Here the number of open channels fluctuates between 0 and 1, like the first graph, but the strength is much higher on average. Maybe some sort of RNN is needed for this problem, since it looks like long term trends matter as well as immediate ones. The amount of data could pose a limitation for those of us on simple machines.
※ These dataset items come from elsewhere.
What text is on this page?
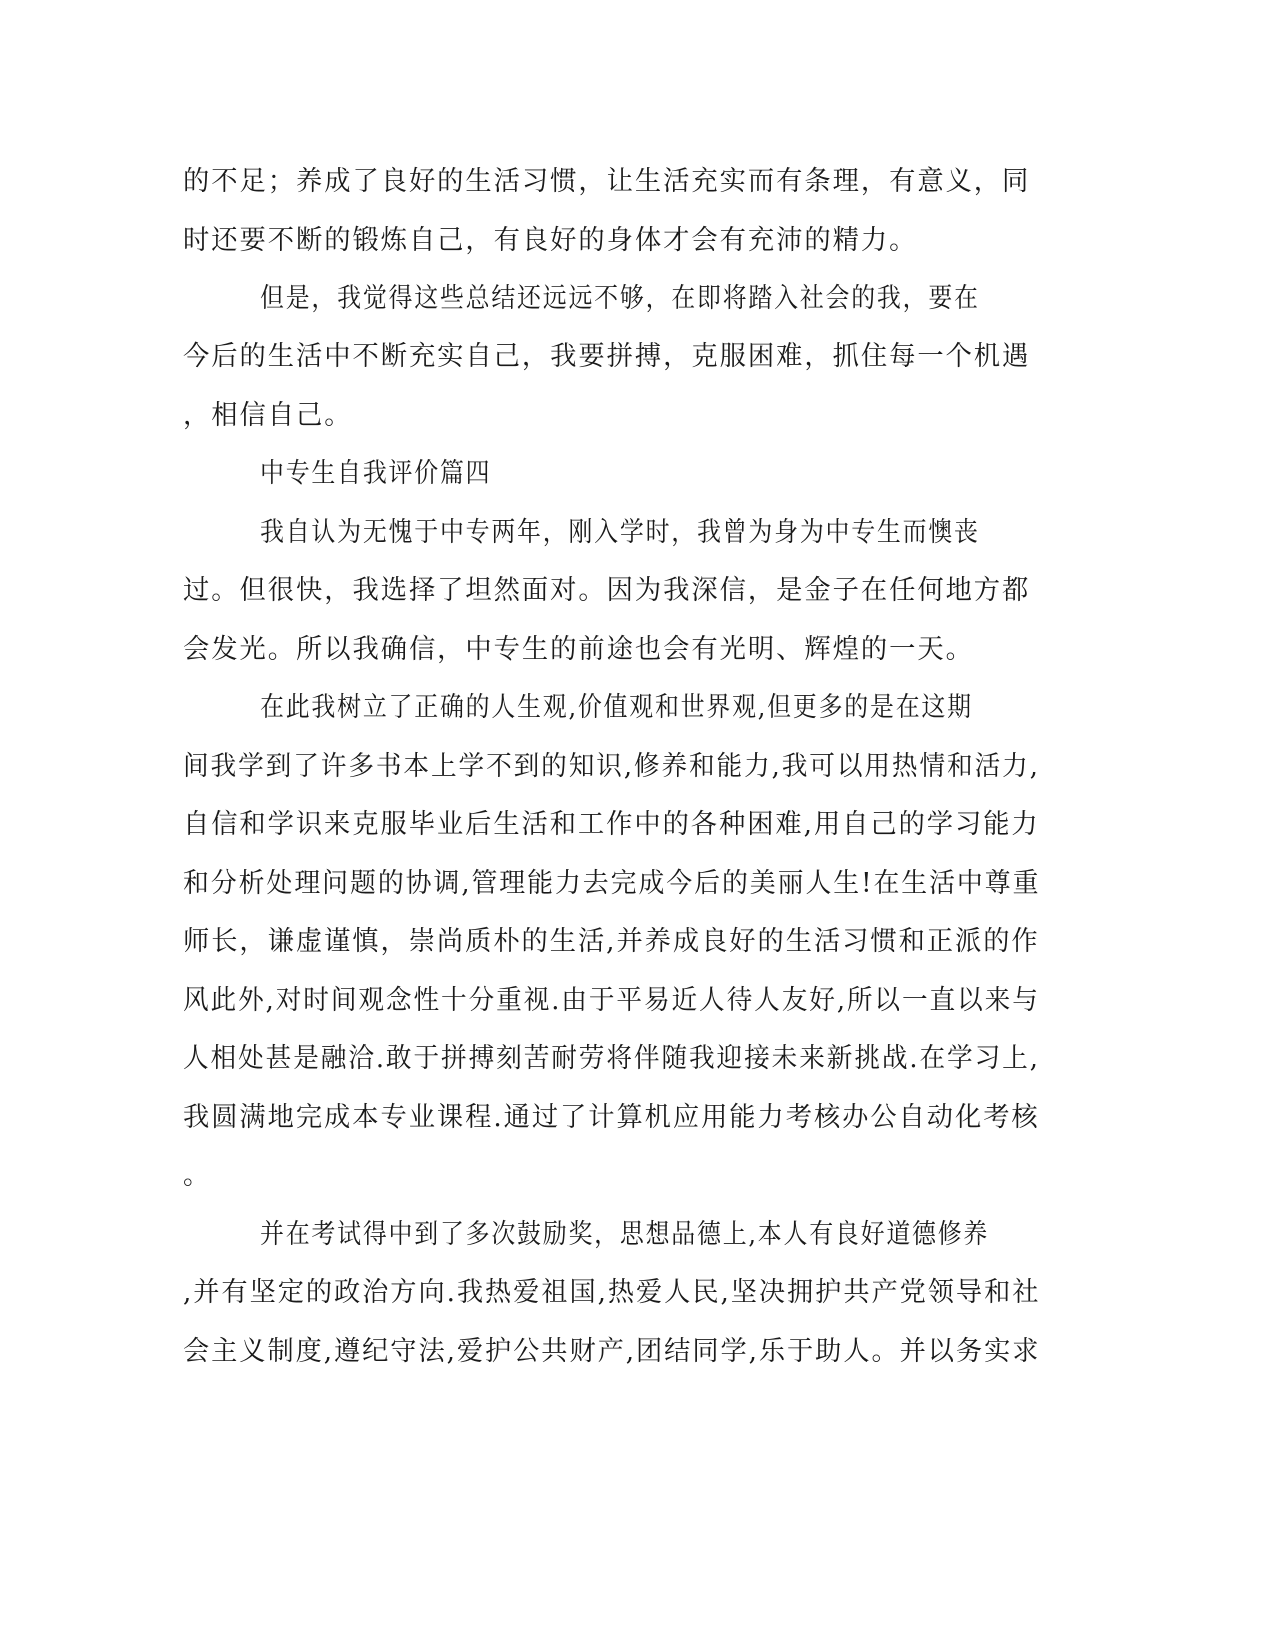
的不足；养成了良好的生活习惯，让生活充实而有条理，有意义，同
时还要不断的锻炼自己，有良好的身体才会有充沛的精力。
但是，我觉得这些总结还远远不够，在即将踏入社会的我，要在
今后的生活中不断充实自己，我要拼搏，克服困难，抓住每一个机遇
，相信自己。
中专生自我评价篇四
我自认为无愧于中专两年，刚入学时，我曾为身为中专生而懊丧
过。但很快，我选择了坦然面对。因为我深信，是金子在任何地方都
会发光。所以我确信，中专生的前途也会有光明、辉煌的一天。
在此我树立了正确的人生观,价值观和世界观,但更多的是在这期
间我学到了许多书本上学不到的知识,修养和能力,我可以用热情和活力,
自信和学识来克服毕业后生活和工作中的各种困难,用自己的学习能力
和分析处理问题的协调,管理能力去完成今后的美丽人生!在生活中尊重
师长，谦虚谨慎，崇尚质朴的生活,并养成良好的生活习惯和正派的作
风此外,对时间观念性十分重视.由于平易近人待人友好,所以一直以来与
人相处甚是融洽.敢于拼搏刻苦耐劳将伴随我迎接未来新挑战.在学习上,
我圆满地完成本专业课程.通过了计算机应用能力考核办公自动化考核
。
并在考试得中到了多次鼓励奖，思想品德上,本人有良好道德修养
,并有坚定的政治方向.我热爱祖国,热爱人民,坚决拥护共产党领导和社
会主义制度,遵纪守法,爱护公共财产,团结同学,乐于助人。并以务实求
The time feature resets every 50. Thank you https://www.kaggle.com/artgor/eda-and-model-qwk-optimization for the following little batch code:

In [None]:
train_df['batch'] = 0
for i in range(0, 10):
    train_df.iloc[i * 500000: 500000 * (i + 1), 3] = i
    
test_df['batch'] = 0
for i in range(0, 4):
    test_df.iloc[i * 500000: 500000 * (i + 1), 2] = i

Here is a macro view of the different time chunks. I'm imagining researchers playing with a bunch of on-off switches in different patters to generate weird looking signal graphs.

In [None]:
fig, axes = plt.subplots(2, 5, figsize=(16, 8))
num_batches = len(train_df.batch.unique())
fig.suptitle('Signal and Open Channels by Batch. Blue == signal, Orange == open_channels', fontsize=16)
axis_on = True
for i in range(num_batches):
    axes[i // (num_batches // 2), i % (num_batches // 2)].plot(train_df.signal[train_df.batch == i])
    axes[i // (num_batches // 2), i % (num_batches // 2)].plot(train_df.open_channels[train_df.batch == i])
    axes[i // (num_batches // 2), i % (num_batches // 2)].set_yticks(range(-4, 13))
    if axis_on == False:
        axes[i // (num_batches // 2), i % (num_batches // 2)].set_xticks([])
        axes[i // (num_batches // 2), i % (num_batches // 2)].set_yticks([])
    axis_on = False

Let's check out the test distibutions by chunk real quick:

In [None]:
test_df['batch'] = 0
for i in range(0, 4):
    test_df.iloc[i * 500000: 500000 * (i + 1), 2] = i

fig, axes = plt.subplots(2, 2, figsize=(10, 10))
num_batches = len(test_df.batch.unique())
fig.suptitle('Test Distributions', fontsize=16)
axis_on = True
for i in range(num_batches):
    axes[i // (num_batches // 2), i % (num_batches // 2)].plot(test_df.signal[test_df.batch == i])
    axes[i // (num_batches // 2), i % (num_batches // 2)].set_yticks(range(-4, 13))
    if axis_on == False:
        axes[i // (num_batches // 2), i % (num_batches // 2)].set_xticks([])
        axes[i // (num_batches // 2), i % (num_batches // 2)].set_yticks([])
    axis_on = False

They sure gave us some wild and crazy signal patterns! Maybe the best model first looks at the overall distribution of the 50 second chunk and then chooses from a collection of more micro models.

In [None]:
fig, axes = plt.subplots(4, 3, figsize=(15, 20))
fig.suptitle('Signal Distributions at Number of Open Channels', fontsize=16)
for i in range(11):
    n, bins, patches = axes[i // 3, i % 3].hist(train_df.signal[train_df.open_channels == i], bins=40)
    ind = list(n).index(max(n))
    mean = round(np.mean(train_df.signal[train_df.open_channels == i]), 2)
    binned_mode = (bins[ind] + bins[ind + 1])/2
    axes[i // 3, i % 3].set_title('Channels {}, BinMode {}, Mean {}'.format(i, round(binned_mode, 2), mean))
    axes[i // 3, i % 3].set_xticks([-5, -2.5, 0, 2.5, 5, 7.5, 10, 12.5])
    axes[i // 3, i % 3].axvline(binned_mode , color='orange')
    axes[i // 3, i % 3].axvline(mean , color='green')
plt.show()

Overall distributions of signal strength broken up by the number of open channels. I also included vertical lines for the 'bin mode' which is just the location of the peak, as well as the overall mean. As expected, both the bin mode and the mean go up as the number of open channels goes up...But not perfectly. The weird distributions show that there is definitely more to the signal strength than just a 1 - to - 1 dependency on the number of open channels plus random noise.

That's it for my EDA notebook, any feedback is greatly welcomed as this is my first Kaggle notebook.